Esta boca es tuya

Antonio Cambril

cambrilantonio@gmail.com

Así gana el Madrid

Elegí al Barça por la misma razón que decidí ser periodista o me hice de izquierdas pudiendo ser de derechas. Nacido para perder

El Barça fue mi primer amor. Lo recuerdo desde que los niños del barrio huían de la pobreza corriendo tras un balón y la escuadra azulgrana alineaba fogosos centrales andaluces (Gallego) y flemáticos delanteros catalanes (Martí Filosia). El Barça proporcionaba pocas alegrías: siempre quedaba segundo. Le vi ganar la primera liga con 16 años y la primera copa de Europa con los 34 cumplidos. Podría haber sido peor, podría haberme enamorado de la desgracia absoluta, podría haberme hecho del Atleti, cuyos jugadores evocan a los héroes griegos que sufren tragedia tras tragedia para entretenimiento de los dioses y pierden los partidos capitales en el último minuto de la prórroga. O podría haber optado por el Madrid, ese equipo que no juega finales, las gana, que tiene la suerte cosida al escudo y cuyos jugadores lucen una flor en el culo. La inmensa mayoría de los chiquillos de entonces apostaron por ese equipo que tantos gozos había de proporcionarles. Yo no, yo opté por el Barça, que era más que un club y que simbolizaba, sin que lo supiera, la resistencia de Cataluña frente al centralismo madrileño. Lo elegí porque sí, sin motivo alguno, por la misma razón que decidí ser periodista y no profesor o me hice de izquierdas pudiendo ser de derechas. En fin… nacido para perder. Tanto que, hasta que llegó Cruyff, después Guardiola, las decepciones eran constantes y hubo tardes de derrota en que evoqué la frase que Marcel Proust pone en boca de Charles Swan en relación con su alocada pasión por Odette de Crecy: "Cada vez que pienso que he malgastado los mejores años de mi vida, que he deseado la muerte y he sentido el amor más grande de mi existencia, todo por una mujer que no me gustaba, que no era mi tipo".
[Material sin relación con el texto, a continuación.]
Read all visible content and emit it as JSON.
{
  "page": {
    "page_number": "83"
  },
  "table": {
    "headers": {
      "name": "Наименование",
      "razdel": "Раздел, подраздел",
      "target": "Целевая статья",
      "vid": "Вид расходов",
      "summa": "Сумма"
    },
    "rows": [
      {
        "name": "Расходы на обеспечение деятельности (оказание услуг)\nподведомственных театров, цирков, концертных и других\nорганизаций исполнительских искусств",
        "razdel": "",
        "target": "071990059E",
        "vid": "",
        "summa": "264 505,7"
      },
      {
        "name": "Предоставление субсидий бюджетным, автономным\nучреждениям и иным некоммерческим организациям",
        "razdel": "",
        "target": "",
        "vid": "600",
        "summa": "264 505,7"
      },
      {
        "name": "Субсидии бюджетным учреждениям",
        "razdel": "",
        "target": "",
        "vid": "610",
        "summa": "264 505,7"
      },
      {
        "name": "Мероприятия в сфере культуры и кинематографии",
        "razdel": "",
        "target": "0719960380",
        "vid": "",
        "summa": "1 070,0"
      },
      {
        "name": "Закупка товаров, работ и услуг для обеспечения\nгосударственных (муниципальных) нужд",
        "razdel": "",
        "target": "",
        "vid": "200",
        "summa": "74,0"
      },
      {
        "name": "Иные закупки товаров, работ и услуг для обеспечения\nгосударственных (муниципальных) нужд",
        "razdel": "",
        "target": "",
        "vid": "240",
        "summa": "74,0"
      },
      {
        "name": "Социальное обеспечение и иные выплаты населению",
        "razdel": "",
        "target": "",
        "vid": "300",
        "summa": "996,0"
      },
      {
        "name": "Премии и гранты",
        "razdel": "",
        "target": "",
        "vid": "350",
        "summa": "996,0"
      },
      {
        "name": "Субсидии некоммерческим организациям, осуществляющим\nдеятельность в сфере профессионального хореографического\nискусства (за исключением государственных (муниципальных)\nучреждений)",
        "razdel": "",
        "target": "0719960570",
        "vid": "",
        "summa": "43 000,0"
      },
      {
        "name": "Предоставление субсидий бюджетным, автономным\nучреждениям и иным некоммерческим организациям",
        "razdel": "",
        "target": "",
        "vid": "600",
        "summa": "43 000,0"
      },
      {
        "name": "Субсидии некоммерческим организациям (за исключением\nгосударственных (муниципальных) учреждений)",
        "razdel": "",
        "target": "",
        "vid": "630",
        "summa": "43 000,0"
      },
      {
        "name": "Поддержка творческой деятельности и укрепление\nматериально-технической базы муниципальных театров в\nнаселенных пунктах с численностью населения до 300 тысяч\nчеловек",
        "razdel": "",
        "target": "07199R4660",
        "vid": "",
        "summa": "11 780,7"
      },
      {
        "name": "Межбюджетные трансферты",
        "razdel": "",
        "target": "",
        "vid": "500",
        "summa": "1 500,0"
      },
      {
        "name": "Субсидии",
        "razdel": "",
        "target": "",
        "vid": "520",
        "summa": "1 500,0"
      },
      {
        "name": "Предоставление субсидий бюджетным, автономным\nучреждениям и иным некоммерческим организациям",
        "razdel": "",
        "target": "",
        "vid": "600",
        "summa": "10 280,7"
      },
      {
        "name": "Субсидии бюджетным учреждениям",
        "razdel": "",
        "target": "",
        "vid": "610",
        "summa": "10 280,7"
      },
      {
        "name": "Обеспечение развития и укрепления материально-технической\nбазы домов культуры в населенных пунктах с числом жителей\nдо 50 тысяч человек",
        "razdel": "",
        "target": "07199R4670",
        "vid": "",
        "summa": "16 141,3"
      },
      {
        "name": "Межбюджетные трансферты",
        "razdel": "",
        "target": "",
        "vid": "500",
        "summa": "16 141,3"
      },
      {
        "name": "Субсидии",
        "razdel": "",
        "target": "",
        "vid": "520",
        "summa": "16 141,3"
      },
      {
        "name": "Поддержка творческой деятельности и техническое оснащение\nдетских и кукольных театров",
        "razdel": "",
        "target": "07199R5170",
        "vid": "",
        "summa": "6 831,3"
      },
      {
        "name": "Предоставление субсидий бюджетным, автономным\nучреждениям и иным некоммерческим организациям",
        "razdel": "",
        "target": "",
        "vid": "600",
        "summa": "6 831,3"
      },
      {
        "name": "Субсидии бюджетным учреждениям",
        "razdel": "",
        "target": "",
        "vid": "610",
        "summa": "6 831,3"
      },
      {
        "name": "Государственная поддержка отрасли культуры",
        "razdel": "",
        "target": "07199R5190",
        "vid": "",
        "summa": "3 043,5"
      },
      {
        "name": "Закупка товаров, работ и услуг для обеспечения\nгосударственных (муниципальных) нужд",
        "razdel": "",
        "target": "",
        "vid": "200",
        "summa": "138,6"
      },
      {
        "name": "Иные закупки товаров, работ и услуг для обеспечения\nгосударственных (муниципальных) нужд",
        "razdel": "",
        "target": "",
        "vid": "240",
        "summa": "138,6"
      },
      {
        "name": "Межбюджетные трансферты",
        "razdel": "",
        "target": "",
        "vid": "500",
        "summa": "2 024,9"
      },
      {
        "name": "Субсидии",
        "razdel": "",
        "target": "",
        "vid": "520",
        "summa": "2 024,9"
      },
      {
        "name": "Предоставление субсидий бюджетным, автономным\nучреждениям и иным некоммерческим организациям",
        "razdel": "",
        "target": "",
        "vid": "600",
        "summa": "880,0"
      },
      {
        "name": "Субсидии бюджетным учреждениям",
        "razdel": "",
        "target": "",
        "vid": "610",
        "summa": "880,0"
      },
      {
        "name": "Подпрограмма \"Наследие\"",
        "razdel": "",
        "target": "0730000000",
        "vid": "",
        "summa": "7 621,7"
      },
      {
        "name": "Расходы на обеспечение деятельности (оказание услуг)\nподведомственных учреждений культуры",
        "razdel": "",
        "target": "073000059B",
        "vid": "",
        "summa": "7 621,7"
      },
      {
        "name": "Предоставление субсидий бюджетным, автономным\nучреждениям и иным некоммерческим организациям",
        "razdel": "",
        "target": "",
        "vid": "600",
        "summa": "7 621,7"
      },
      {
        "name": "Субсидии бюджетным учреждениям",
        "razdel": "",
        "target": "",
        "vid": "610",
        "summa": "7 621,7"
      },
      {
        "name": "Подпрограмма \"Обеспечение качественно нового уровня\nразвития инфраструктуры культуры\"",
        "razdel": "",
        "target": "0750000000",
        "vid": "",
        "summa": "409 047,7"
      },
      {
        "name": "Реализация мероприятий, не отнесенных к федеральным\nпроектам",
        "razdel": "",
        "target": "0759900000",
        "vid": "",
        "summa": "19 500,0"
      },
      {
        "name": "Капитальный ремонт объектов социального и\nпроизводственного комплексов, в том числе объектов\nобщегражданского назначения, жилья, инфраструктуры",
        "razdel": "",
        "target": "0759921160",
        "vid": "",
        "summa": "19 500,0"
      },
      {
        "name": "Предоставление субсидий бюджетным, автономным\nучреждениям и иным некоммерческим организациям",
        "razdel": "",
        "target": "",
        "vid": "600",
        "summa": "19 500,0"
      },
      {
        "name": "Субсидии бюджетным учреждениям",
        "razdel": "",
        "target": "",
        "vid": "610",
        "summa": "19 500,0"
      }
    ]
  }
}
La devoción por un equipo conlleva la animadversión irrefrenable por su rival, así que una derrota del Barça me amarga el día y esa tristeza solo puede paliarla otra derrota del Madrid. Hasta anteayer, cuando los blancos solventaron de nuevo una eliminatoria en la última jugada y concluí que la suerte no existe cuando se repite mil veces: la suerte es para quien la trabaja. ¡Así gana el Madrid! Por eso posee doce copas de Europa. ¡Me alegré! Tanto como me alegraré si cae en semifinales, de penalti dudoso y en los últimos 30 segundos del descuento. Al cabo el fútbol es la guerra por otros medios. Y el Barça fue mi primer amor. Quizá sea el último.